Pada titik ini, tak berlebihan jika rujukan milenial dalam ucapan politikus di Indonesia terkesan sekadar gimmick. Namun, gaya-gayaan itu bukannya tanpa efek. Masalahnya, membeli dukungan kaum muda selalu punya dampak yang tak main-main di Indonesia. Yang paling keras terkena dampak itu tak lain adalah anak muda sendiri.

Ke Mana Milenial di 2019?

Jika dikaji lebih jauh, sebenarnya apa sih yang bisa diberikan oleh kelompok milenial bagi pembangunan politik, khususnya di Indonesia?

Dengan besarnya ceruk pemilih milenial dalam Pilpres 2019, tentu ada peran penting yang bisa dimainkan oleh kelompok ini. Milenial tidak boleh hanya menjadi kelompok pasif apalagi hanya sebagai komoditas politik saja.

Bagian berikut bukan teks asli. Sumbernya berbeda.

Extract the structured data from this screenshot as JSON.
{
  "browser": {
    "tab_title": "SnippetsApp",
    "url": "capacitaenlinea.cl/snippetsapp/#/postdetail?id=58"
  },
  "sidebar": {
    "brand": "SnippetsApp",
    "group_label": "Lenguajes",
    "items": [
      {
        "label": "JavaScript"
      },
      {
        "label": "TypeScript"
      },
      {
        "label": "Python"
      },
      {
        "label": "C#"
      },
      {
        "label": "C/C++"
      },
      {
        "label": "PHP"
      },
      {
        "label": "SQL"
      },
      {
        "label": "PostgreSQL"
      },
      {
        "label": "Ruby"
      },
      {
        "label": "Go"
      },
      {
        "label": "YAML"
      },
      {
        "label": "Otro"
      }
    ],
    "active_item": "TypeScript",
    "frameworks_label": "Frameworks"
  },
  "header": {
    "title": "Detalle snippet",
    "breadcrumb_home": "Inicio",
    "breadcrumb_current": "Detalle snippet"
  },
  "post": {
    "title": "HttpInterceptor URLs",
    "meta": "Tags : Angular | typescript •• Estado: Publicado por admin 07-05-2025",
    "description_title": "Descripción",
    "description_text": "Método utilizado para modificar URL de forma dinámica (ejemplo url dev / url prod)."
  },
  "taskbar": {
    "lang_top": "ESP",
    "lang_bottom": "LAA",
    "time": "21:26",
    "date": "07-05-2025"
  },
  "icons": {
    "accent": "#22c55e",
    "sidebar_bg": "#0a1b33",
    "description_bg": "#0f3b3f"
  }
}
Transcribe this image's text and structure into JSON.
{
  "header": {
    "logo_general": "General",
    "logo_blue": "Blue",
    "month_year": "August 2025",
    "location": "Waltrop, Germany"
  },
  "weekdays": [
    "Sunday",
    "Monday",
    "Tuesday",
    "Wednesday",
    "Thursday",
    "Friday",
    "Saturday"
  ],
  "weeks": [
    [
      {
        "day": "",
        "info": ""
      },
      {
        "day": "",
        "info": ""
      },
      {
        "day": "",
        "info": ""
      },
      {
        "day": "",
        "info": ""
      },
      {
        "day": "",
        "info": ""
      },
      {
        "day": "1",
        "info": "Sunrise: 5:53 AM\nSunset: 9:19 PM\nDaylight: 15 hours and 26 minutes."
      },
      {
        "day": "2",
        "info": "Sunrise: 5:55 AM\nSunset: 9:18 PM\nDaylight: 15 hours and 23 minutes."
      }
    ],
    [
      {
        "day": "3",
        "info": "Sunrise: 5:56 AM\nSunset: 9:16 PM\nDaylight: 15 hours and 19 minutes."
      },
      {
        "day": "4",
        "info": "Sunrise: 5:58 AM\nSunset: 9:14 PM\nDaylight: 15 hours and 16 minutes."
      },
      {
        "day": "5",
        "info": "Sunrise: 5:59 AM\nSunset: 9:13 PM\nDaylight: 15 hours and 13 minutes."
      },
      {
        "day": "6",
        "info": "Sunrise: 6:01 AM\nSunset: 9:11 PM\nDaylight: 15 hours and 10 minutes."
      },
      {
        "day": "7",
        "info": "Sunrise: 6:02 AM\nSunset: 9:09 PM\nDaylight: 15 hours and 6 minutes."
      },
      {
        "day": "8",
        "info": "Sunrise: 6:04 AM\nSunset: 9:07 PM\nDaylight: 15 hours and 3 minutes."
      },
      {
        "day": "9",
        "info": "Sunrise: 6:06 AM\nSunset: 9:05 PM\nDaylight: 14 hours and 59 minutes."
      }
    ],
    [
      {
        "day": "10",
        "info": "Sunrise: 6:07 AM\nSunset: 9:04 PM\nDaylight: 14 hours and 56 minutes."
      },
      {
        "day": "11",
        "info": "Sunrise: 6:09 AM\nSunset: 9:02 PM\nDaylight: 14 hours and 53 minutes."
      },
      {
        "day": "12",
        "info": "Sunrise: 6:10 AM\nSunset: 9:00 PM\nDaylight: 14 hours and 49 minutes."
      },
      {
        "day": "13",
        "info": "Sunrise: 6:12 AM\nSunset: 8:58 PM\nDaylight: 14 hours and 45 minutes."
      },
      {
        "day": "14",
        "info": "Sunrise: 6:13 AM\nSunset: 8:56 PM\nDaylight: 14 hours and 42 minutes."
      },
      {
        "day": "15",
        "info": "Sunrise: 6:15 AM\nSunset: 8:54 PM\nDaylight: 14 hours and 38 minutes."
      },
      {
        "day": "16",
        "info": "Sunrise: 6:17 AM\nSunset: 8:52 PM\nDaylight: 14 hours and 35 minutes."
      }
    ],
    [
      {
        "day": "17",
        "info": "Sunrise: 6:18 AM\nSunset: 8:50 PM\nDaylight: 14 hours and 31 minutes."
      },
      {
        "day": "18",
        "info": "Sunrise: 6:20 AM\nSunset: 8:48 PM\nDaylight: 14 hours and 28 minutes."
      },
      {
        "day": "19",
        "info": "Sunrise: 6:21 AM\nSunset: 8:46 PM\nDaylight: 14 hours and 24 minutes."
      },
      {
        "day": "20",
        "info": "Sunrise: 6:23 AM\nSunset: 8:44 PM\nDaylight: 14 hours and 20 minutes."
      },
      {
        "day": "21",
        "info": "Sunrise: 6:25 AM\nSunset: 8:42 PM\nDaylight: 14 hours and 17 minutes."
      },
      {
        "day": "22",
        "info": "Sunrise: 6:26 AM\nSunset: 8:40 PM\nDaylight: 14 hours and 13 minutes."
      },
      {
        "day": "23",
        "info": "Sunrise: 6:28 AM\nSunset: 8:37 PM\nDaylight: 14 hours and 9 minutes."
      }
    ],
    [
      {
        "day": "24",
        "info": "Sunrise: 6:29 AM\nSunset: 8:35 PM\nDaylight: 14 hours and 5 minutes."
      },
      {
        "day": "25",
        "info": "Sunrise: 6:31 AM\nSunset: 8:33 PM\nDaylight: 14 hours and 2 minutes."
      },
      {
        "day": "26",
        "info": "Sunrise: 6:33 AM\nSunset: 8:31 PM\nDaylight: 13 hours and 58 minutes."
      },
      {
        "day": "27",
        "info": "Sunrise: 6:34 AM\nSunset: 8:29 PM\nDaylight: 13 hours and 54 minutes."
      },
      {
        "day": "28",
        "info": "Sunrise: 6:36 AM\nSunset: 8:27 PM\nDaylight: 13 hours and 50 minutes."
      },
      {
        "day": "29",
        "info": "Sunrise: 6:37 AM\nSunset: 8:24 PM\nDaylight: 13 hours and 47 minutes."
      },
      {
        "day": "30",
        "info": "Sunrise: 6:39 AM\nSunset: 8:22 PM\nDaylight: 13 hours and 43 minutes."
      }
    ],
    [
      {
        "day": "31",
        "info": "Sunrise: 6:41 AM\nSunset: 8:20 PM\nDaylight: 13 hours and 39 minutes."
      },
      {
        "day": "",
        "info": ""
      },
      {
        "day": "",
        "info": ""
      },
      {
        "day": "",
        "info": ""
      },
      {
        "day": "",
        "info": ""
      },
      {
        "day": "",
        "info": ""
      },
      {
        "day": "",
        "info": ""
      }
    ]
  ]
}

Kelompok ini unik, dan berbeda dengan generasi lain. Hal ini banyak dipengaruhi oleh masifnya penggunaan ponsel pintar, meluasnya internet dan munculnya jejaring media sosial. Ketiga hal tersebut banyak mempengaruhi pola pikir, nilai-nilai dan perilaku yang dianut.

Kelompok milenial adalah generasi yang “melek teknologi”. Hasil riset yang dirilis oleh Pew Research Center  secara gamblang menjelaskan keunikan kelompok ini dibanding generasi-generasi sebelumnya. Yang mencolok dari kelompok milenial dibanding generasi sebelumnya adalah soal penggunaan teknologi dan budaya pop/musik. Kehidupan kelompok milenial tidak bisa dilepaskan dari teknologi terutama internet dan hiburan seolah sudah menjadi kebutuhan pokok bagi generasi ini.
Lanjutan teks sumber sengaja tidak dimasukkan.